Dünya Bankası’nın istatistiklerine göre 21. yüzyılın başından bu yana yalnızca 2009 yılında yaşanan Küresel Ekonomik Kriz’in de etkisiyle %1,7 daralan dünya ekonomisi, 2018 yılıyla beraber 2019 yılını da bulutlu bir havada geçireceğe benziyor. Krizden toparlanma dönemi olan 2010 yılında %4,3 düzeyinde gerçekleşen büyüme oranı takip eden dönemde zayıflayarak %2,5-3 bandına sıkışmış; 2017 yılında ise %3,1 ile mütevazı bir seviyeye yükselmişti.
Dünya Bankası’nın öngörülerine göre dünya ekonomisi 2018 yılını %3 büyümeyle tamamlarken 2019 yılında ise bu büyüme oranı %2,9’a gerileyecek. Hatırlatmakta fayda var: Banka Ocak ayında yaptığı bu öngörülerini, 2018 yılının Haziran ayındaki öngörülerine kıyasla 0,1 puan aşağı revize etmiş durumda.
Dünya Bankası, Ocak ayında yayınladığı yıllık ekonomik görünüm raporunda, dünya küresel ekonomilerde giderek yükselen riskler için, bizim bu haftaki buluşmamıza da başlığını veren “kara bulutlar” tanımlamasıyla uyarıda bulundu.
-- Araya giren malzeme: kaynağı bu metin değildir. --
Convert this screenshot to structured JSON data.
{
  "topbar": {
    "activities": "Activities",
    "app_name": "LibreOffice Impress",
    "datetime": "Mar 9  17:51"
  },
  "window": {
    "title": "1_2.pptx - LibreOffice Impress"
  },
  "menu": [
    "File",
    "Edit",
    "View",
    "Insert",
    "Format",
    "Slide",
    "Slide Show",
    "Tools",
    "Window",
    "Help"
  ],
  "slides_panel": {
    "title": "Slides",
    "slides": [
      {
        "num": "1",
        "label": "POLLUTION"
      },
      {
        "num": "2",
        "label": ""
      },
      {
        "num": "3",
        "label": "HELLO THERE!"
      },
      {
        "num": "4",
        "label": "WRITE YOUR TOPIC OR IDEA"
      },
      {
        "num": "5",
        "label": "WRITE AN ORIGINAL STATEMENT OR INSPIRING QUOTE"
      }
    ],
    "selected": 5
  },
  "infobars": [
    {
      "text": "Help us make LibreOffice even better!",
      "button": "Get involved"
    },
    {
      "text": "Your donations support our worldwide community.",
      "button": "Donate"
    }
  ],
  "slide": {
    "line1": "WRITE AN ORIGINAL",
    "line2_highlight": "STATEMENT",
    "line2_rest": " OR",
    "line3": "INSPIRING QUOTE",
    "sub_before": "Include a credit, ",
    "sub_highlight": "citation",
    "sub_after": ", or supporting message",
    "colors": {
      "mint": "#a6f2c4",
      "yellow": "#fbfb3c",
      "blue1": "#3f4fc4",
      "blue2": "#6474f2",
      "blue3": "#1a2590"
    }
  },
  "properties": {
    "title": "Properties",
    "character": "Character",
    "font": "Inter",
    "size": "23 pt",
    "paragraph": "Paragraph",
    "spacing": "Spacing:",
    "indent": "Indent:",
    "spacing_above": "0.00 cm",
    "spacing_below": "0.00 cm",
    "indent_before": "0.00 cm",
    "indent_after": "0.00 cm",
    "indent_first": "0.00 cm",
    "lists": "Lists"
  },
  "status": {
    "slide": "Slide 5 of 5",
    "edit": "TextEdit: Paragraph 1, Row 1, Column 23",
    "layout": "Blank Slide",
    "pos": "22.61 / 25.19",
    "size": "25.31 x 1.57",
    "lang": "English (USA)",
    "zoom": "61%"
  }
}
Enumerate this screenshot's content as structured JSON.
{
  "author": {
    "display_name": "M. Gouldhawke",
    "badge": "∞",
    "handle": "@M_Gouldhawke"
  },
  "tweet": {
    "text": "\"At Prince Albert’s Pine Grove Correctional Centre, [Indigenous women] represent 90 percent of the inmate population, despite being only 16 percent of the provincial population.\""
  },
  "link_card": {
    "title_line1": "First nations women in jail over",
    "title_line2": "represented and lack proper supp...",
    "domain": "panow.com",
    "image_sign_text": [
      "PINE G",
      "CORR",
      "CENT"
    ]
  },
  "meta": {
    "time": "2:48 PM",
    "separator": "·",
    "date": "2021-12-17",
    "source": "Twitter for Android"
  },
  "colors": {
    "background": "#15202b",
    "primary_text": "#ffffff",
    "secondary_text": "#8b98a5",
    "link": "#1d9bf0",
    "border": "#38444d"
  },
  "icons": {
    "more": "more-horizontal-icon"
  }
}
Başta ABD ile Çin arasında şu sıralar birazcık ateş düşse de yaşanan ticaret savaşları, Avrupa ekonomilerinde konuşulan durgunluk halleri, içinden çıkılamaz bir hale gelen Brexit sorunu, gelişmekte olan ekonomilerin eski günlerini bir miktar aramaya başlaması gibi etmenler, küresel ekonomiler için 2019 yılında kara bulutların esas gündemi oluşturacağına işaret ediyor. Öyle ki, her ne kadar aşağı yönlü revizyona gitmiş olsa da bazı ekonomistler Dünya Bankası’nın öngörülerinin halen fazlaca iyimser olduğu görüşünü taşıyor.
Dünyanın en büyük ekonomisi olan ABD’de, Başkan Trump’ın yapmış olduğu vergi düzenlemelerinin etkisini kaybetmesi ve küresel talebin de yavaşlama eğilimine girmesi, ABD ekonomisinin de yavaşlamasına sebep oluyor. Dünya Bankası’nın öngörülerine göre ABD ekonomisi 2021 yılında şu anki %2,9’luk büyümesinin neredeyse yarısına kadar güç kaybedecek ve %1,6 düzeyinde büyüyecek.
Gelişmekte olan ekonomilerin bayrak taşıyıcısı Çin’deki zayıflama da hem Asya ekonomileri hem de küresel ekonomiler üzerinde önemli bir kaygı unsuru oluşturuyor. Geçmiş döneme baktığımızda, Çin’in atılıma geçtiği 1980’li yılların başından bugüne kadar ortalama olarak %10’luk bir büyüme patikasında hareket ettiği ancak yakın dönemle birlikte %6’ya yakınsayan büyüme oranının bu ortalamaya göre düşük kaldığını görüyoruz. Bununla birlikte, ABD ile devam eden ticaret savaşlarının üçüncü ülkeler kadar Çin ekonomisine de zarar verdiği artık hepimizin malumu.
Dünya Bankası’nın Haziran ayında yayınladığı öngörülere göre önemli derecede aşağı yönlü revizyona gittiği ülkelerden birisi de Türkiye. Haziran ayında Türkiye’nin büyüme oranının 2018 yılı sonu itibarıyla %4,5 seviyesinde olmasını bekleyen Dünya Bankası bu beklentisini 1 puan aşağı düşürürken 2019 yılındaki revizyonunu ise -2,4 puan olarak gerçekleştirdi ve daha önce %4 olarak belirlediği ülkemizin 2019 yılı büyüme oranı öngörüsünü %1,6’ya düşürdü.
Ocak ayı sonunda ülkemizde mali disiplinden taviz verilmeyeceğinin ve finansal istikrarı korumak için politikaların kararlılıkla uygulanacağının altını çizen Hazine ve Maliye Bakanı Sayın Berat Albayrak’ın da dikkat çektiği husus, 2019 yılı içerisinde yaşanabilecek bir küresel duygunluk ve dış konjonktürel zorluklar olmuştu.
Bakalım içinde bulunduğumuz yıl küresel ekonomiler açısından nasıl bir yıl olacak. Bu satırlardan sık sık değerlendiriyor olacağız.
Güzel bir hafta geçirmeniz ümidiyle…
Bu yazı 13 Şubat 2019 tarihinde Ticari Hayat Gazetesi‘nde yayınlanmıştır.